Harry L. Billings (1913-1990) was a journalist and civil rights advocate who co-owned and -operated a newspaper called The People's Voice in Montana.

==Early life==
Harry L. Billings was born on January 30, 1913. in Somerton, Montana to Ray Billings and Edna Hannaway. He graduated from Thompson Falls High School and attended the University of Montana in Missoula, where he earned a degree in journalism in 1933.

==Journalism career==
In 1946, Harry joined the staff of The People's Voice, an independent, politically progressive newspaper in Helena, Montana His wife Gretchen joined him two years later. In 1948, Harry became the managing editor for the paper in conjunction with Gretchen. They held this position for twenty years until their coworker Bennett Hansen took over the work in 1968. Harry resigned from the paper following “a lengthy dispute with organized labor over support of the Vietnam War”.

==Work in social activism==
Following his work with The People's Voice, Harry spent two and a half years as the director of Education and Research for the Montana State American Federation of Labor and Congress of Industrial Organizations (AFL-CIO).
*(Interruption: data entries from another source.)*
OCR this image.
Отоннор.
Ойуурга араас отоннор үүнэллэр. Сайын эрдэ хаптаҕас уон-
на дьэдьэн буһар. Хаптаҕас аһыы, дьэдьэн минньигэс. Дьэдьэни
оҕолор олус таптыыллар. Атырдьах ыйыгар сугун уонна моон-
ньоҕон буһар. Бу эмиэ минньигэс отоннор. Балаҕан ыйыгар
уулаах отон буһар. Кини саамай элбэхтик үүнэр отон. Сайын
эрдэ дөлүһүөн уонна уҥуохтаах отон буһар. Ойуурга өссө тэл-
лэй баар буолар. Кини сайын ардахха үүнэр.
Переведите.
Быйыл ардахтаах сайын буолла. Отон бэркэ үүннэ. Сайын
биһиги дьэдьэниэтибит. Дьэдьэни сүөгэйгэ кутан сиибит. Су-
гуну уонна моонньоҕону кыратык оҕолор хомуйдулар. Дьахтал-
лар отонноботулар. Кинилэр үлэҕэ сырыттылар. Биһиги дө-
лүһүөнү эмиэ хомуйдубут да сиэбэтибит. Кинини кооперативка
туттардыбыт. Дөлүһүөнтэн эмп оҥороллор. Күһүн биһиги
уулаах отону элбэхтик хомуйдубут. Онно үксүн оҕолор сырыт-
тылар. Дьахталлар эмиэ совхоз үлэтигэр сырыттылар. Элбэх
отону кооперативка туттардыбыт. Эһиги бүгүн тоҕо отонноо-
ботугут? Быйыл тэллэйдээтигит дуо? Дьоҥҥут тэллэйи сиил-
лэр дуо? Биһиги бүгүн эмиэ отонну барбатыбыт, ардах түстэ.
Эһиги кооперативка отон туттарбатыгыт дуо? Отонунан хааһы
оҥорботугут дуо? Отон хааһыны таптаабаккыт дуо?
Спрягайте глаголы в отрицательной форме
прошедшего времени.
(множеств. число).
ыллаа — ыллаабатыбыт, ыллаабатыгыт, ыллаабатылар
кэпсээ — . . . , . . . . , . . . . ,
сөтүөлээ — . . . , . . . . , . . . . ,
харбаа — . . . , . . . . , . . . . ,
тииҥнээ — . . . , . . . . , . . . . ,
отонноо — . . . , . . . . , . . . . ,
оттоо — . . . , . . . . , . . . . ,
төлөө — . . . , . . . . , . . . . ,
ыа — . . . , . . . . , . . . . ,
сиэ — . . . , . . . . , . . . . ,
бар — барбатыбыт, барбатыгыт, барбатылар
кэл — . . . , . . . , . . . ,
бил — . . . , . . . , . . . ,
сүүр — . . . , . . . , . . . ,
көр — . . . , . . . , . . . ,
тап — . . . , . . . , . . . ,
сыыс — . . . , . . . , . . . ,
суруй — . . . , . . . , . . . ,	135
Throughout his life, he advocated for the cause of progressivism and for other left-leaning organizations.

==Personal life==
On October 11, 1933, Harry Leroy Billings married Gretchen Garber. Gretchen Garber grew up in Whitefish, and her grandparents “homesteaded the Plains area in the mid-1880s”. Gretchen worked with Harry on the newspaper. The couple had three children together: John, Leon, and Mike.

==Awards and recognition==
Harry L. Billings won the Montana Newspaper Hall of Fame award in 1997, and Gretchen Garber Billings won the award in 2007. In 1983, Harry won the University of Montana Distinguished Alumnus Award. Harry was also a member of the Montanan Bicentennial advisory council in the mid-1970s.

==Later years==
The Billingses retired to their home in Thompson Falls in the 1980s and moved to Apache Junction in Arizona after Harry began suffering from respiratory problems. Harry died on April 23, 1990. Currently, Harry and Gretchen's papers are held by Archives and Special Collections at Montana State University.